Why should you go to see this film? Say rather why you should not. People are still (perhaps forever?)staying away from movies in droves, and one can't urge you to endanger yourself. But it is important and essential to experience that "gaze" through our gaze, to see without looking away and - through someone was looking at his phone periodically all through, this compulsion ever-stronger - the way that happens is in a movie theater, with nothing between you and the big screen. Do you remember when you did that? When you could not look away for two hours? This is the Chinonye Chukwu experience. And you go through it here for two reasons: to experience racism and the reply - Mamie's courage and defiance and her turn from lonely mourning to empowered NAACP activism; and to witness the extraordinary performance of Danielle Deadwyler. But we know from our earliest experience, all that makes a movie riveting doesn't necessarily make it good, and there are elements in Till and perhaps in Chikwu's work, that lack a sense of the big picture and drift toward conventionality.
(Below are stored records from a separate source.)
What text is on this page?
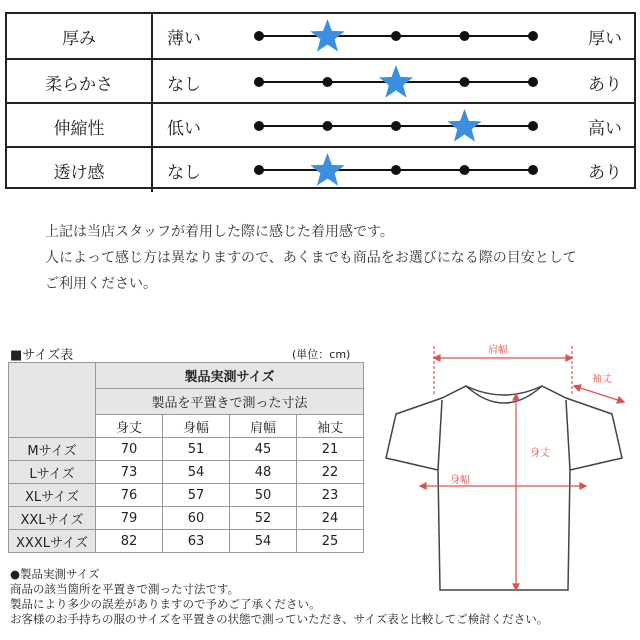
厚み	薄い	厚い
柔らかさ	なし	あり
伸縮性	低い	高い
透け感	なし	あり
上記は当店スタッフが着用した際に感じた着用感です。
人によって感じ方は異なりますので、あくまでも商品をお選びになる際の目安として
ご利用ください。
■サイズ表	(単位：cm)
	製品実測サイズ			
	製品を平置きで測った寸法			
	身丈	身幅	肩幅	袖丈
Mサイズ	70	51	45	21
Lサイズ	73	54	48	22
XLサイズ	76	57	50	23
XXLサイズ	79	60	52	24
XXXLサイズ	82	63	54	25
●製品実測サイズ
商品の該当箇所を平置きで測った寸法です。
製品により多少の誤差がありますので予めご了承ください。
お客様のお手持ちの服のサイズを平置きの状態で測っていただき、サイズ表と比較してご検討ください。
肩幅
袖丈
身丈
身幅
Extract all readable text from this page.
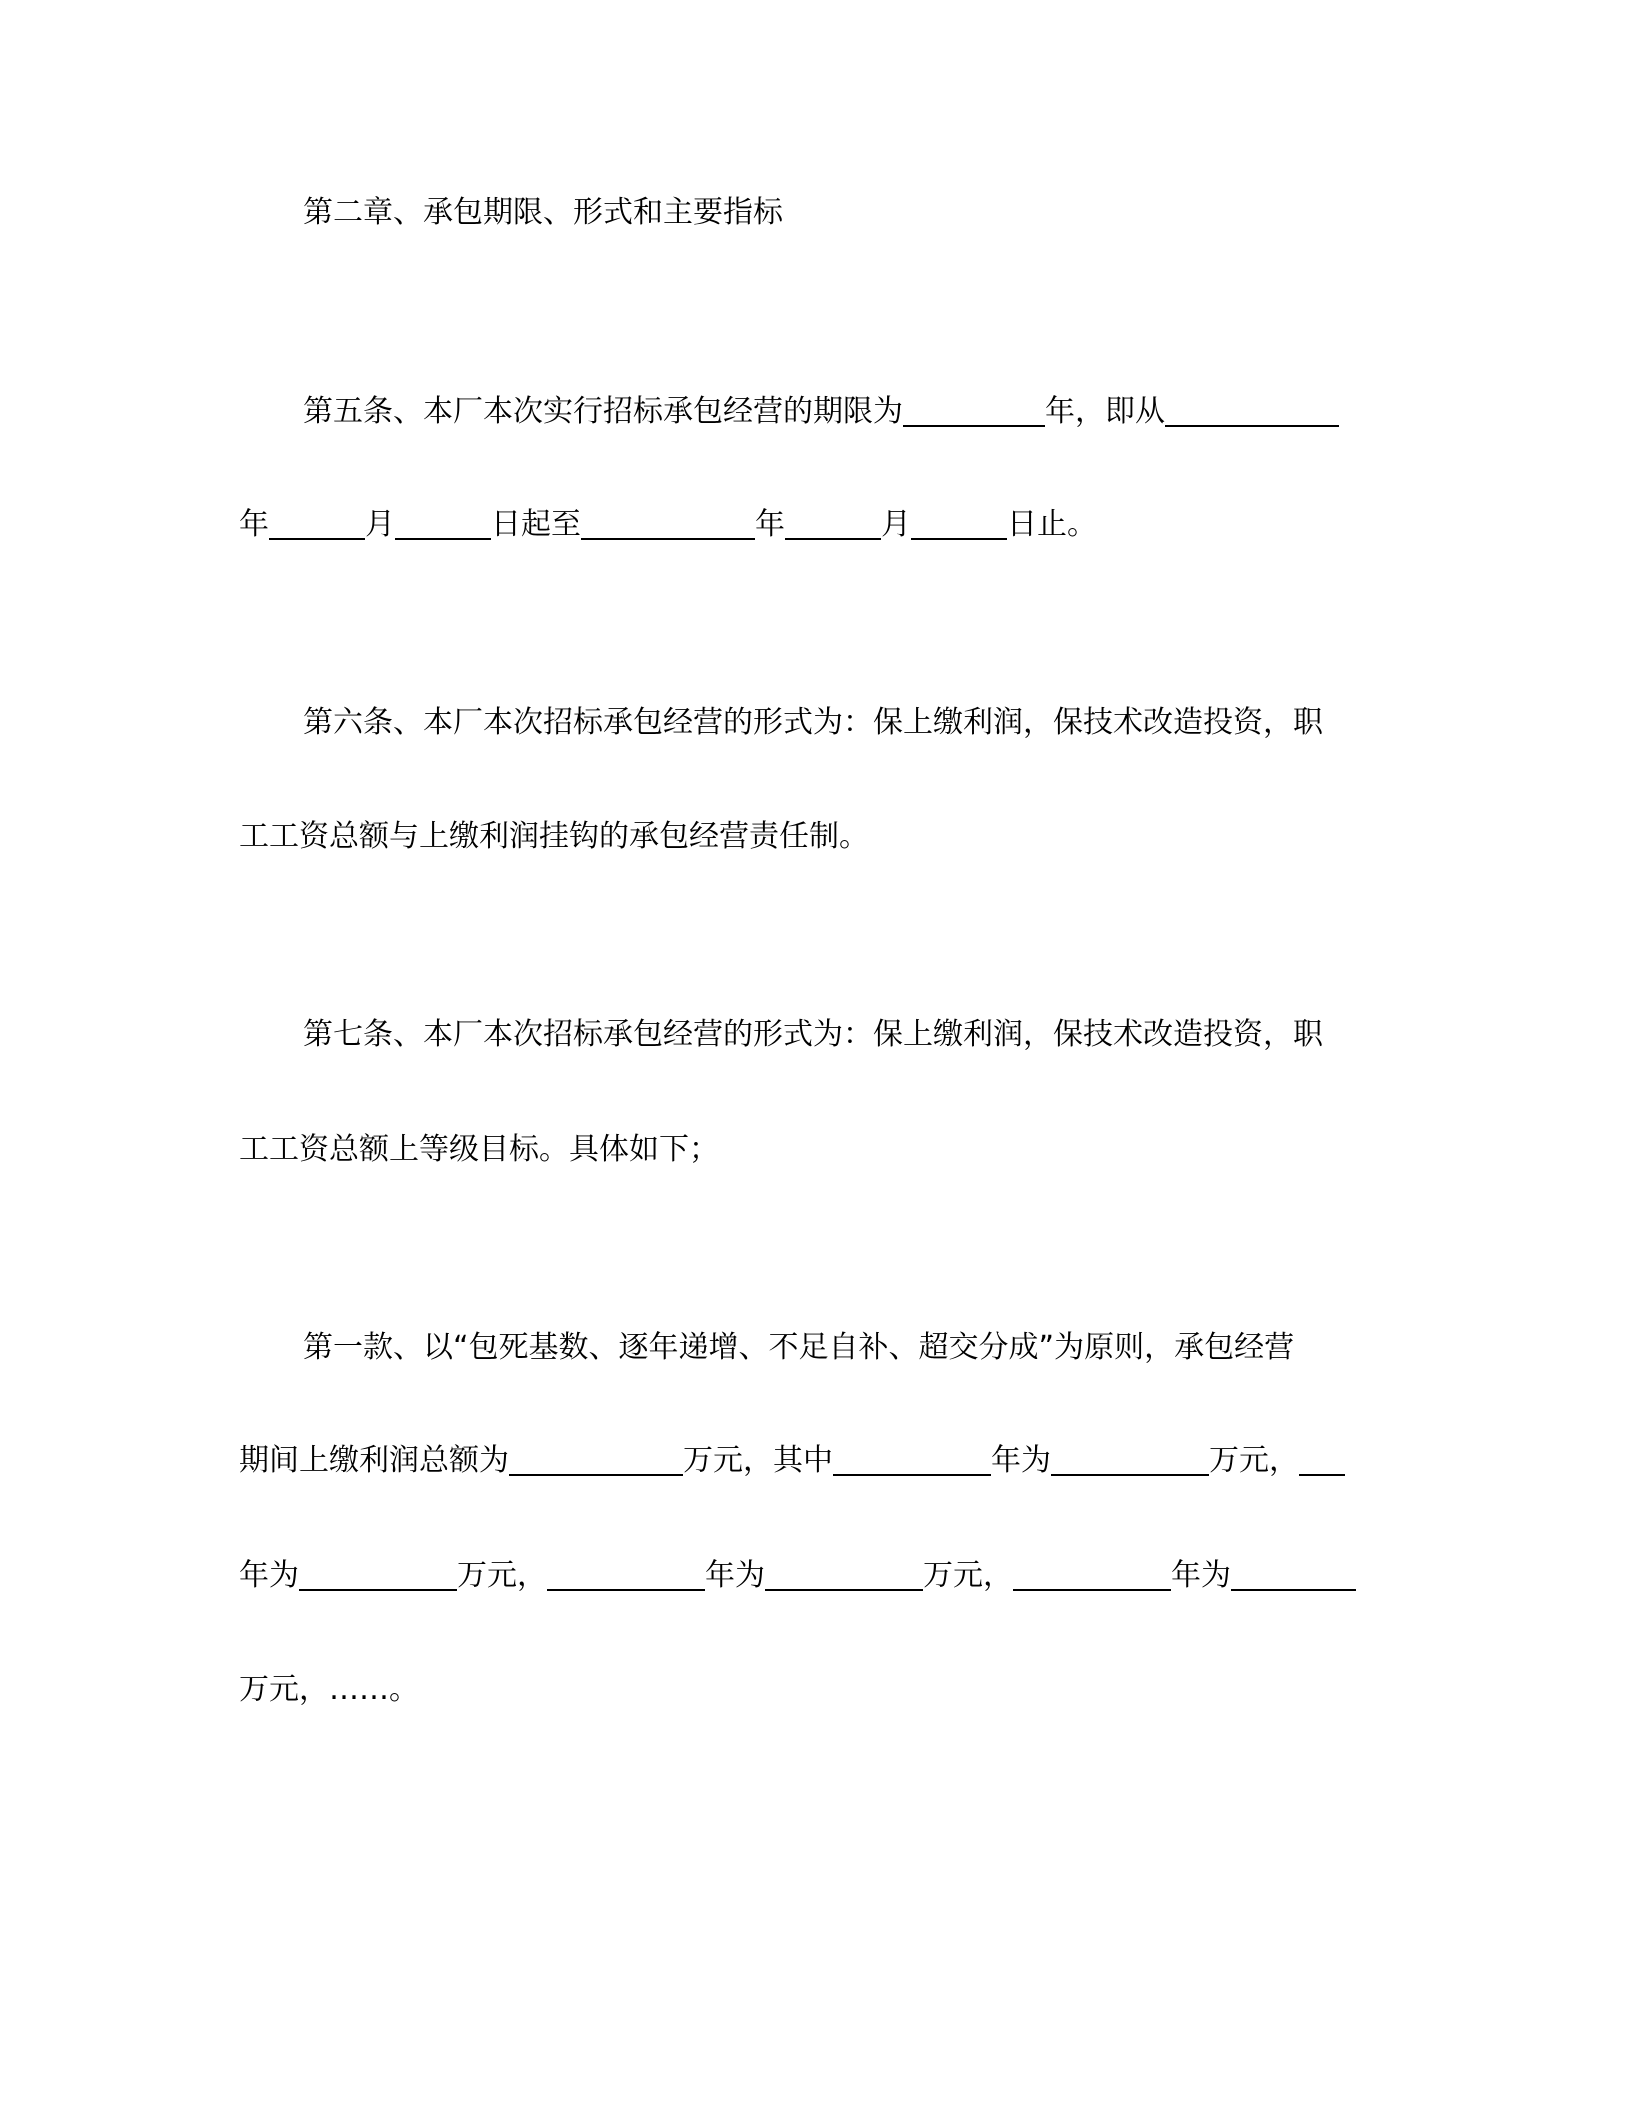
第二章、承包期限、形式和主要指标
第五条、本厂本次实行招标承包经营的期限为	年，即从
年	月	日起至	年	月	日止。
第六条、本厂本次招标承包经营的形式为：保上缴利润，保技术改造投资，职
工工资总额与上缴利润挂钩的承包经营责任制。
第七条、本厂本次招标承包经营的形式为：保上缴利润，保技术改造投资，职
工工资总额上等级目标。具体如下；
第一款、以“包死基数、逐年递增、不足自补、超交分成”为原则，承包经营
期间上缴利润总额为	万元，其中	年为	万元，
年为	万元，	年为	万元，	年为
万元，……。
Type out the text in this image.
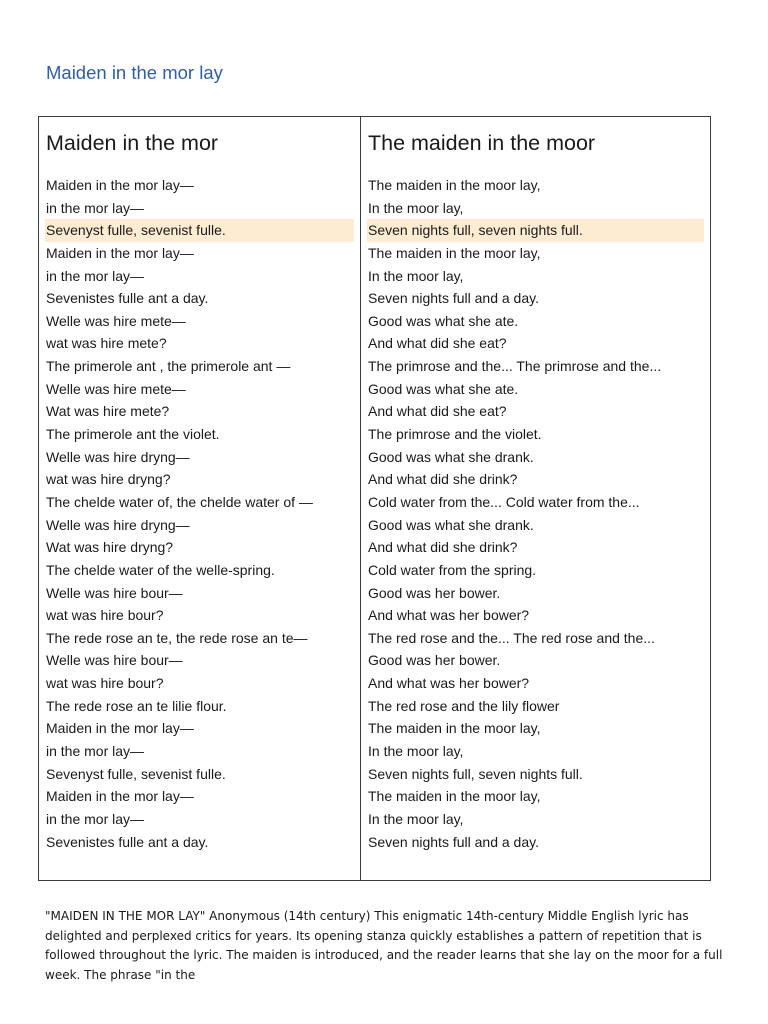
Maiden in the mor lay
Maiden in the mor
Maiden in the mor lay—
in the mor lay—
Sevenyst fulle, sevenist fulle.
Maiden in the mor lay—
in the mor lay—
Sevenistes fulle ant a day.
Welle was hire mete—
wat was hire mete?
The primerole ant , the primerole ant —
Welle was hire mete—
Wat was hire mete?
The primerole ant the violet.
Welle was hire dryng—
wat was hire dryng?
The chelde water of, the chelde water of —
Welle was hire dryng—
Wat was hire dryng?
The chelde water of the welle-spring.
Welle was hire bour—
wat was hire bour?
The rede rose an te, the rede rose an te—
Welle was hire bour—
wat was hire bour?
The rede rose an te lilie flour.
Maiden in the mor lay—
in the mor lay—
Sevenyst fulle, sevenist fulle.
Maiden in the mor lay—
in the mor lay—
Sevenistes fulle ant a day.
The maiden in the moor
The maiden in the moor lay,
In the moor lay,
Seven nights full, seven nights full.
The maiden in the moor lay,
In the moor lay,
Seven nights full and a day.
Good was what she ate.
And what did she eat?
The primrose and the... The primrose and the...
Good was what she ate.
And what did she eat?
The primrose and the violet.
Good was what she drank.
And what did she drink?
Cold water from the... Cold water from the...
Good was what she drank.
And what did she drink?
Cold water from the spring.
Good was her bower.
And what was her bower?
The red rose and the... The red rose and the...
Good was her bower.
And what was her bower?
The red rose and the lily flower
The maiden in the moor lay,
In the moor lay,
Seven nights full, seven nights full.
The maiden in the moor lay,
In the moor lay,
Seven nights full and a day.
"MAIDEN IN THE MOR LAY" Anonymous (14th century) This enigmatic 14th-century Middle English lyric has delighted and perplexed critics for years. Its opening stanza quickly establishes a pattern of repetition that is followed throughout the lyric. The maiden is introduced, and the reader learns that she lay on the moor for a full week. The phrase "in the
The performance, and the radiant beauty amid the squalor remain, and should be seen as the NYFF audience first saw it, in a great movie hall, with wonderful sound and an attentive audience, keeping still.

Till, 130 mns., debuted at the New York Film Festival Oct. 1, 2022 and showed at a few other festivals including Rio, Mill Valley, the Hamptons, and London (BFI). Limited US theatrical release Oct. 14 and wider release Oct. 28, 2022. Metacritic rating: 78%. Screened for this review at the Grand Lake Theatre, Oakland, California Oct. 30.